Centralize renewal mechanics in do_renew_in_memory

[rosarp]

Centralize renewal mechanics in a single helper do_renew_in_memory:
stamp kind = Renew, push onto BlockTransactions, call transaction_index::renew, update TransactionByContentHash. Returns None at the per-block MaxBlockTransactions cap.

All three entry points go through it:

• renew / renew_content_hash via do_renew (BlockTransactions::try_mutate).
• Auto-renewal drain via do_process_auto_renewals (BlockTransactions::mutate wrapping the whole loop, so the BoundedVec is SCALE-encoded once per block instead of n times — preserves the O(n) batching).

Hard-cap accounting (per-account bytes_permanent, chain-wide PermanentStorageUsed) is unchanged: check_authorization handles it on the extension's pre_dispatch for manual renewals, and inline in do_process_auto_renewals for auto.

do_process_auto_renewals's failure path now uniformly drops the registration and emits AutoRenewalFailed whether the gate failed on expired/missing auth, per-account cap, chain-wide cap, or block-slot cap; the on-chain data expires normally on its existing RetentionPeriod. When a cycle that had already been charged (a paid = true prepayment, or the per-cycle charge applied for the failing recurring case) is rejected by the per-block slot cap, the new refund_renewal_charge helper reverses the chain-wide PermanentStorageUsed bump so the cap does not leak; the per-account bytes_permanent / transactions increments are intentionally left in place — slot-cap rejection at inherent time is pathological (the inherent runs before user txs and len(pending) <= MaxBlockTransactions), and refunding into the current Authorizations entry would silently apply across auth roll-overs.

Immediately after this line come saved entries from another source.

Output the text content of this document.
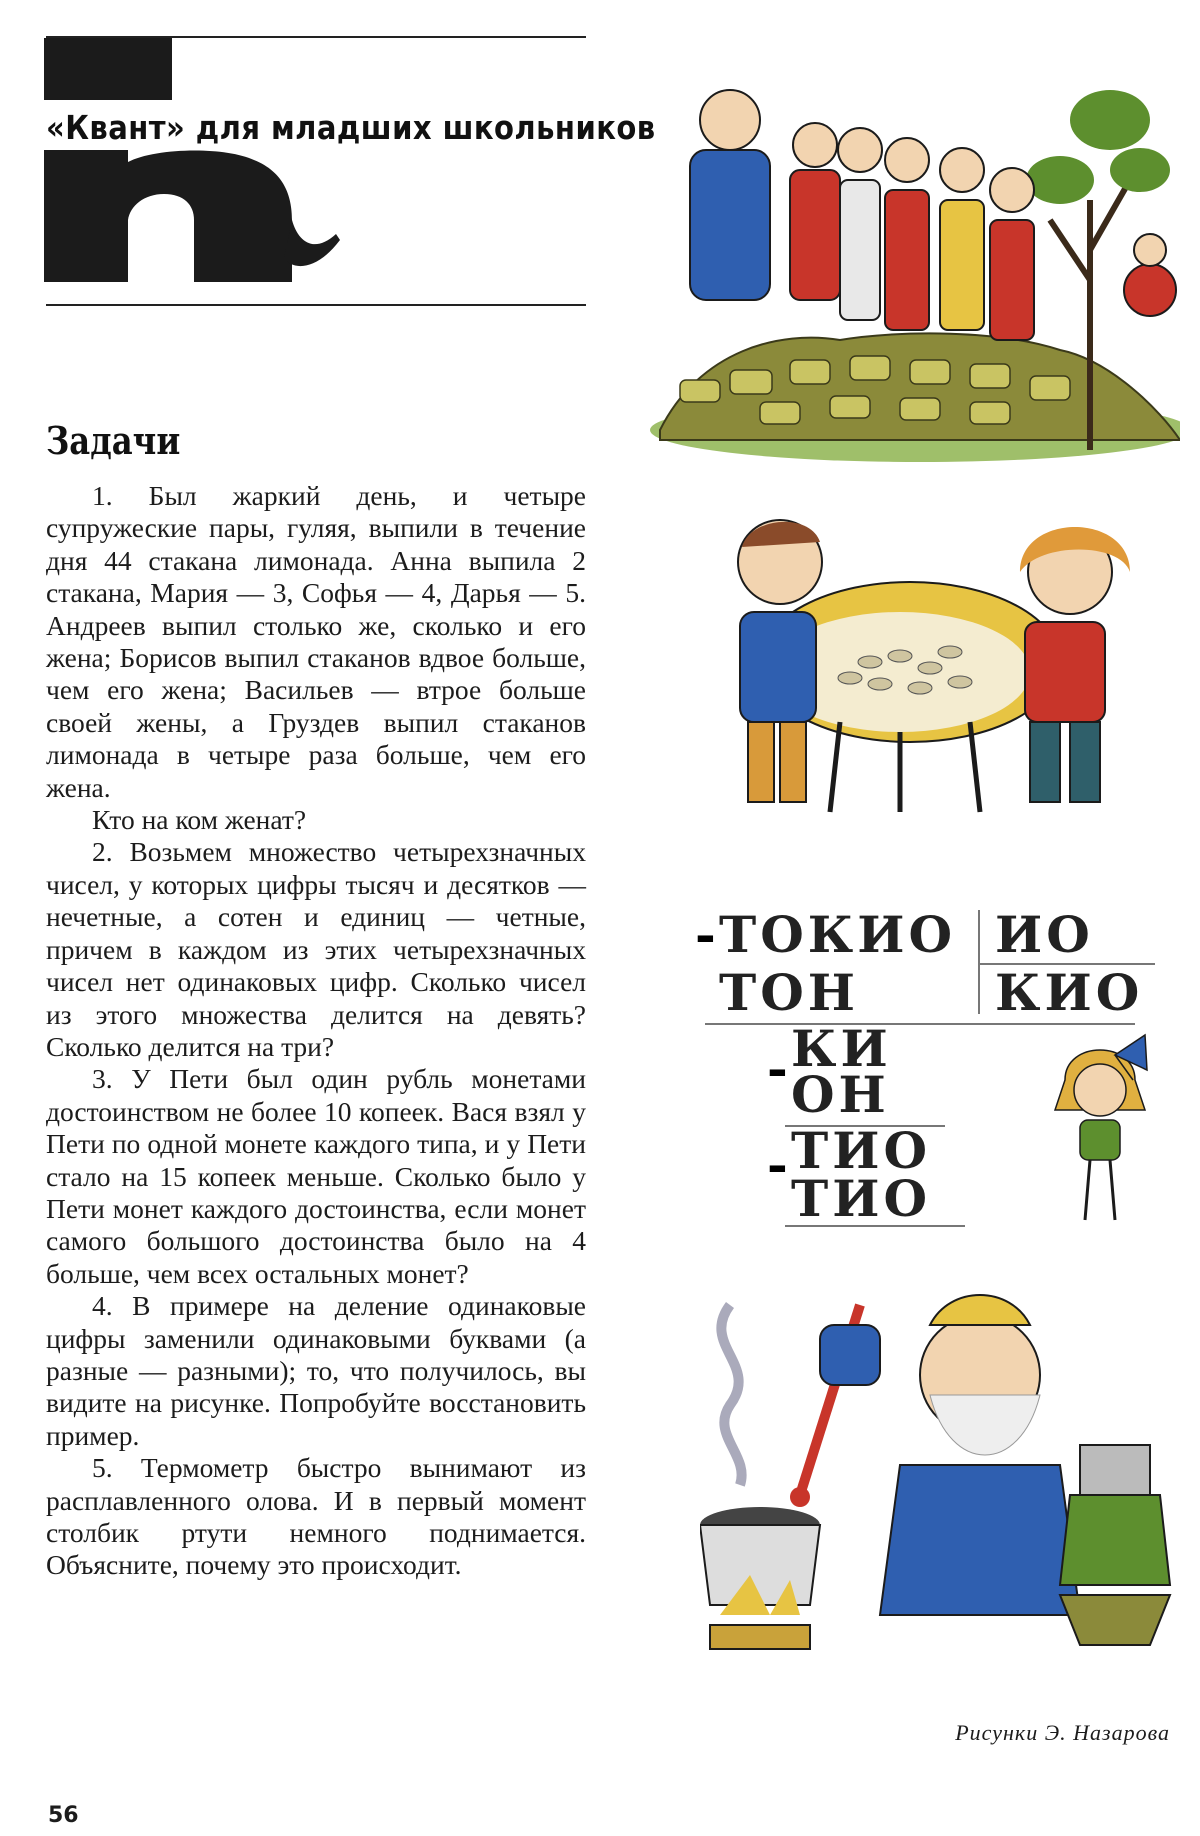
«Квант» для младших школьников
Задачи

1. Был жаркий день, и четыре супружеские пары, гуляя, выпили в течение дня 44 стакана лимонада. Анна выпила 2 стакана, Мария — 3, Софья — 4, Дарья — 5. Андреев выпил столько же, сколько и его жена; Борисов выпил стаканов вдвое больше, чем его жена; Васильев — втрое больше своей жены, а Груздев выпил стаканов лимонада в четыре раза больше, чем его жена.

Кто на ком женат?

2. Возьмем множество четырехзначных чисел, у которых цифры тысяч и десятков — нечетные, а сотен и единиц — четные, причем в каждом из этих четырехзначных чисел нет одинаковых цифр. Сколько чисел из этого множества делится на девять? Сколько делится на три?

3. У Пети был один рубль монетами достоинством не более 10 копеек. Вася взял у Пети по одной монете каждого типа, и у Пети стало на 15 копеек меньше. Сколько было у Пети монет каждого достоинства, если монет самого большого достоинства было на 4 больше, чем всех остальных монет?

4. В примере на деление одинаковые цифры заменили одинаковыми буквами (а разные — разными); то, что получилось, вы видите на рисунке. Попробуйте восстановить пример.

5. Термометр быстро вынимают из расплавленного олова. И в первый момент столбик ртути немного поднимается. Объясните, почему это происходит.

- ТОКИО
ТОН
ИО
КИО
- КИ
ОН
- ТИО
ТИО
Рисунки Э. Назарова
56
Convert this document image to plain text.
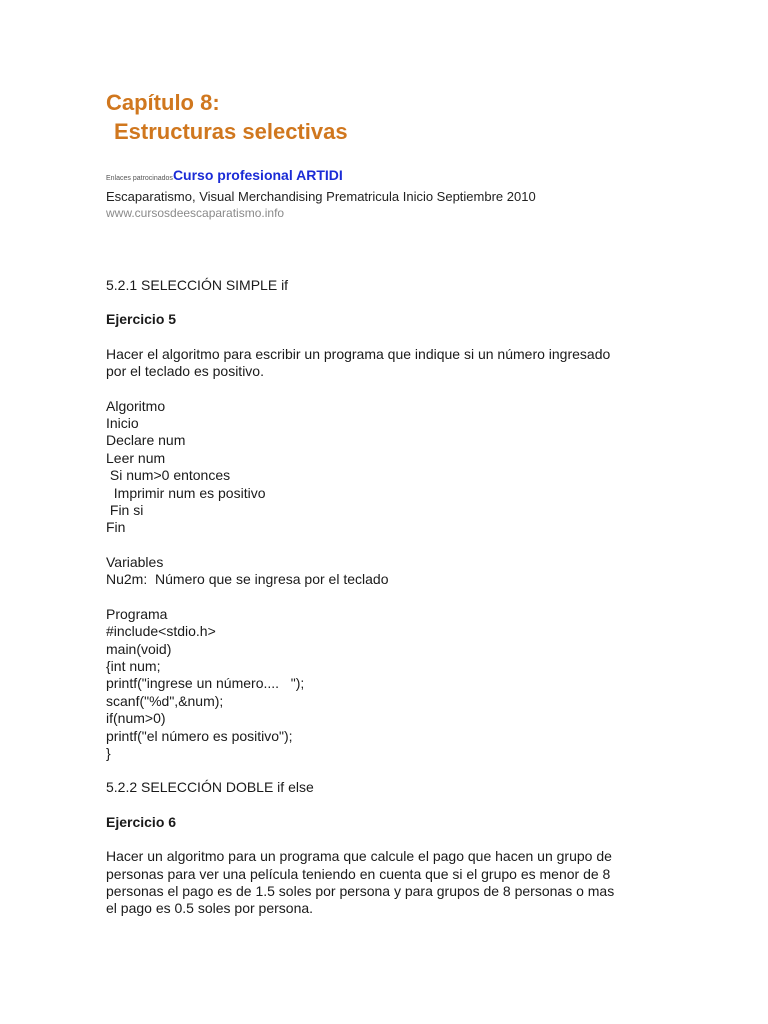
Capítulo 8:
Estructuras selectivas
Enlaces patrocinadosCurso profesional ARTIDI
Escaparatismo, Visual Merchandising Prematricula Inicio Septiembre 2010
www.cursosdeescaparatismo.info
5.2.1 SELECCIÓN SIMPLE if
Ejercicio 5
Hacer el algoritmo para escribir un programa que indique si un número ingresado
por el teclado es positivo.
Algoritmo
Inicio
Declare num
Leer num
Si num>0 entonces
Imprimir num es positivo
Fin si
Fin
Variables
Nu2m:  Número que se ingresa por el teclado
Programa
#include<stdio.h>
main(void)
{int num;
printf("ingrese un número....   ");
scanf("%d",&num);
if(num>0)
printf("el número es positivo");
}
5.2.2 SELECCIÓN DOBLE if else
Ejercicio 6
Hacer un algoritmo para un programa que calcule el pago que hacen un grupo de
personas para ver una película teniendo en cuenta que si el grupo es menor de 8
personas el pago es de 1.5 soles por persona y para grupos de 8 personas o mas
el pago es 0.5 soles por persona.
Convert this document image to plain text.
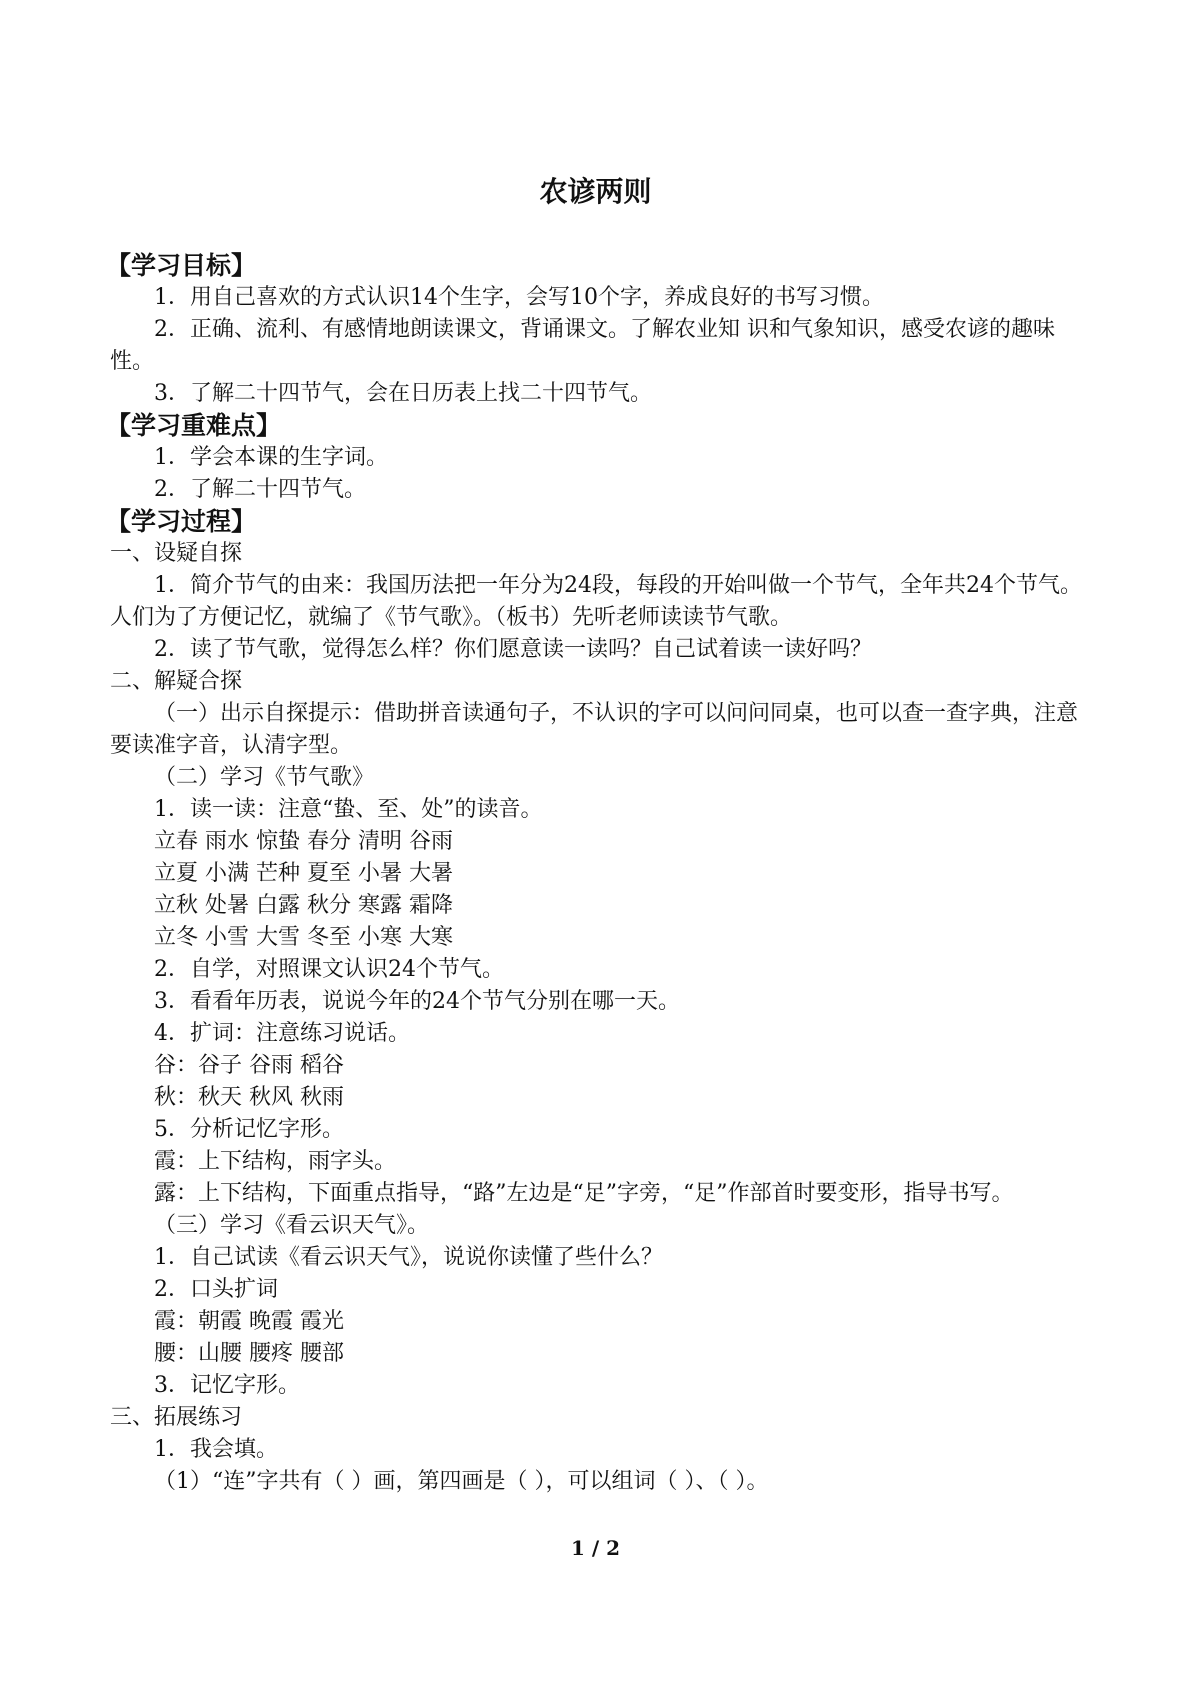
农谚两则
【学习目标】
1．用自己喜欢的方式认识14个生字，会写10个字，养成良好的书写习惯。
2．正确、流利、有感情地朗读课文，背诵课文。了解农业知 识和气象知识，感受农谚的趣味性。
3．了解二十四节气，会在日历表上找二十四节气。
【学习重难点】
1．学会本课的生字词。
2．了解二十四节气。
【学习过程】
一、设疑自探
1．简介节气的由来：我国历法把一年分为24段，每段的开始叫做一个节气，全年共24个节气。人们为了方便记忆，就编了《节气歌》。（板书）先听老师读读节气歌。
2．读了节气歌，觉得怎么样？你们愿意读一读吗？自己试着读一读好吗？
二、解疑合探
（一）出示自探提示：借助拼音读通句子，不认识的字可以问问同桌，也可以查一查字典，注意要读准字音，认清字型。
（二）学习《节气歌》
1．读一读：注意“蛰、至、处”的读音。
立春 雨水 惊蛰 春分 清明 谷雨
立夏 小满 芒种 夏至 小暑 大暑
立秋 处暑 白露 秋分 寒露 霜降
立冬 小雪 大雪 冬至 小寒 大寒
2．自学，对照课文认识24个节气。
3．看看年历表，说说今年的24个节气分别在哪一天。
4．扩词：注意练习说话。
谷：谷子 谷雨 稻谷
秋：秋天 秋风 秋雨
5．分析记忆字形。
霞：上下结构，雨字头。
露：上下结构，下面重点指导，“路”左边是“足”字旁，“足”作部首时要变形，指导书写。
（三）学习《看云识天气》。
1．自己试读《看云识天气》，说说你读懂了些什么？
2．口头扩词
霞：朝霞 晚霞 霞光
腰：山腰 腰疼 腰部
3．记忆字形。
三、拓展练习
1．我会填。
（1）“连”字共有（ ）画，第四画是（ ），可以组词（ ）、（ ）。
1 / 2
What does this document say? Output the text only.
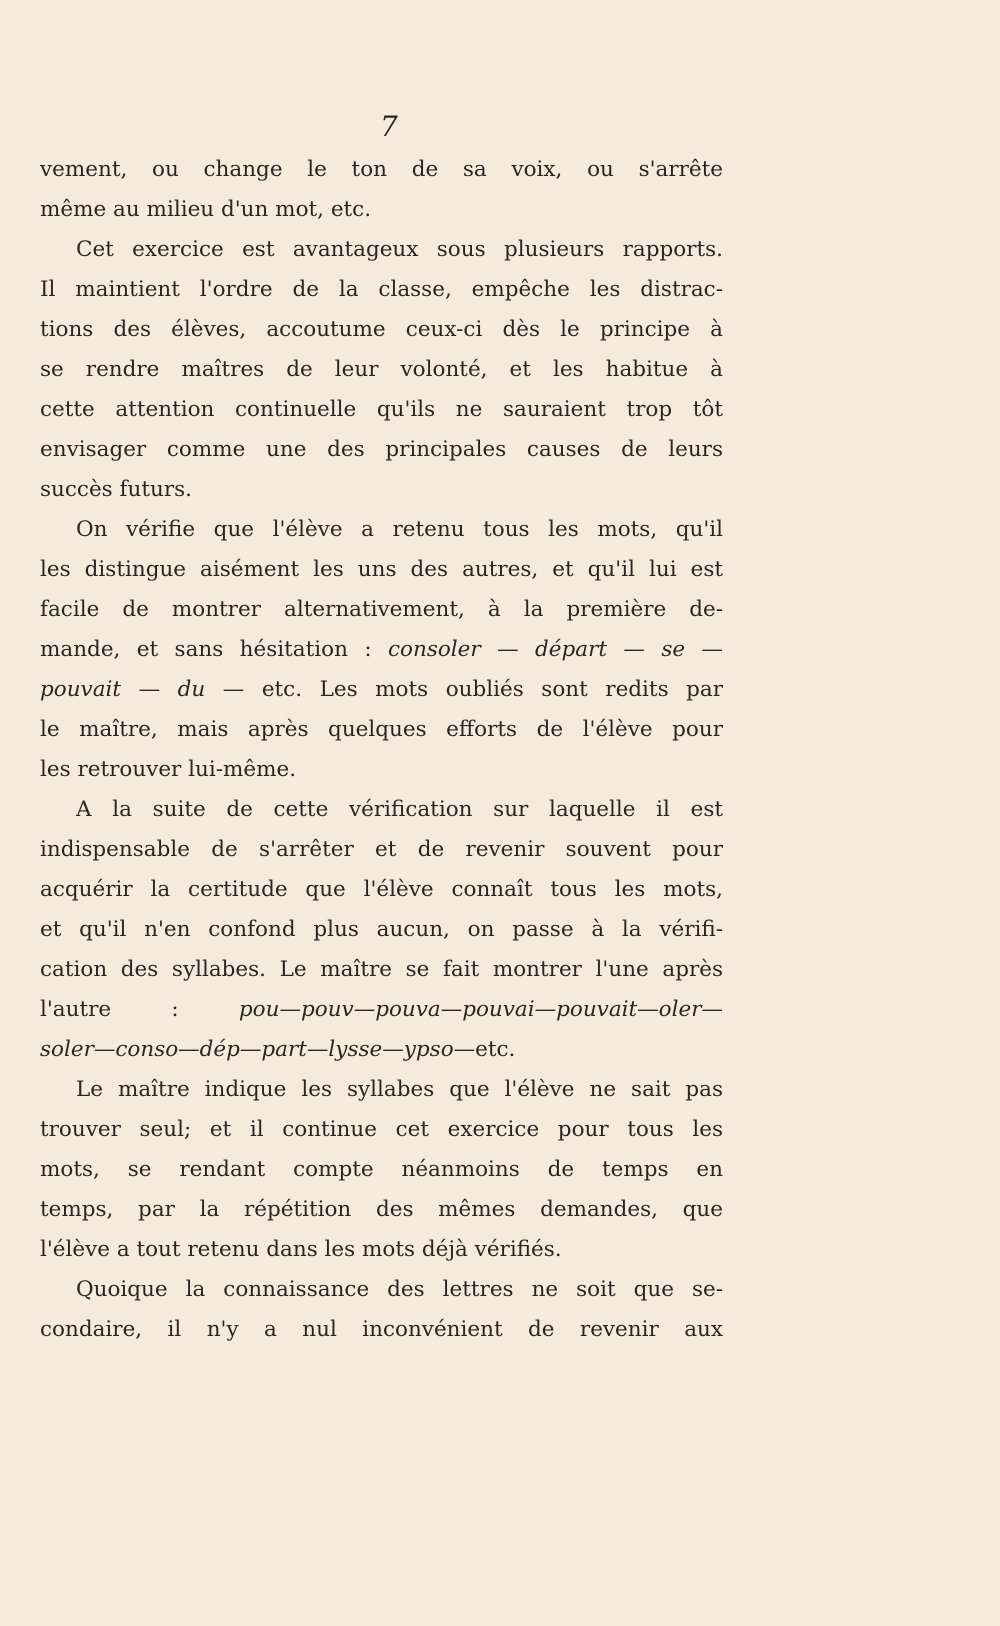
7
vement, ou change le ton de sa voix, ou s'arrête
même au milieu d'un mot, etc.
Cet exercice est avantageux sous plusieurs rapports.
Il maintient l'ordre de la classe, empêche les distrac-
tions des élèves, accoutume ceux-ci dès le principe à
se rendre maîtres de leur volonté, et les habitue à
cette attention continuelle qu'ils ne sauraient trop tôt
envisager comme une des principales causes de leurs
succès futurs.
On vérifie que l'élève a retenu tous les mots, qu'il
les distingue aisément les uns des autres, et qu'il lui est
facile de montrer alternativement, à la première de-
mande, et sans hésitation : consoler — départ — se —
pouvait — du — etc. Les mots oubliés sont redits par
le maître, mais après quelques efforts de l'élève pour
les retrouver lui-même.
A la suite de cette vérification sur laquelle il est
indispensable de s'arrêter et de revenir souvent pour
acquérir la certitude que l'élève connaît tous les mots,
et qu'il n'en confond plus aucun, on passe à la vérifi-
cation des syllabes. Le maître se fait montrer l'une après
l'autre : pou—pouv—pouva—pouvai—pouvait—oler—
soler—conso—dép—part—lysse—ypso—etc.
Le maître indique les syllabes que l'élève ne sait pas
trouver seul; et il continue cet exercice pour tous les
mots, se rendant compte néanmoins de temps en
temps, par la répétition des mêmes demandes, que
l'élève a tout retenu dans les mots déjà vérifiés.
Quoique la connaissance des lettres ne soit que se-
condaire, il n'y a nul inconvénient de revenir aux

Also fixes the check_permanent_storage_accounting try_state invariant: renew / enable_auto_renew charge PermanentStorageUsed up front in check_signed, but the matching Renew entry only lands in Transactions once the cycle fires at the next retention boundary. The invariant now reconciles PermanentStorageUsed against Σ Renew sizes in Transactions + Σ paid AutoRenewals sizes, so try_state passes during the prepayment window.

Adds an AUTO_RENEWAL_ALREADY_ENABLED rejection in the extension's validate_signed for renew, mirroring the existing enable_auto_renew guard — duplicate registrations are rejected at pool admission before any charge, instead of charging in pre_dispatch and then erroring in the dispatch body.

Lays groundwork for the TODO items in docs/001_authorizations.md.

[rosarp]

/cmd fmt

[bkontur]

@rosarp instead of get/put, we should be able to use <BlockTransactions<T>>::try_mutate(|transactions| { pattern - do we have similar places?

[bkontur]

also looks "strange" that "do_renew_in_memory" modifies some "transactions.try_push(new_info).ok()?;, why it cannot mutate directly BlockTransactions? BlockTransactions` are never stored in DB right, it is transient stuff, so the performance shouldnt degradate?

[rosarp]

get/put changed to try_mutate.

[rosarp]

You're correct that no disk write happens. BlockTransactions is cleared via take() in on_finalize, so its value never reaches the on-disk trie at block commit. The overlay holds it in memory for the block's duration. The cost being paid is SCALE encode/decode, not disk I/O.

Why an &mut accumulator avoids it. mutate(|t| { … }) decodes once when entering the closure and encodes once when leaving it. Inside the closure, mutations against &mut BoundedVec are pure in-memory Rust — no codec, no storage layer. So we open the closure, run the whole loop with do_renew_in_memory(t, …) inside it, and close. That's the whole purpose of do_renew_in_memory taking &mut BoundedVec: it's the in-memory shape that both try_mutate (single call) and mutate (loop) hand to their closures, so the same helper serves both paths without forcing a per-call codec round-trip.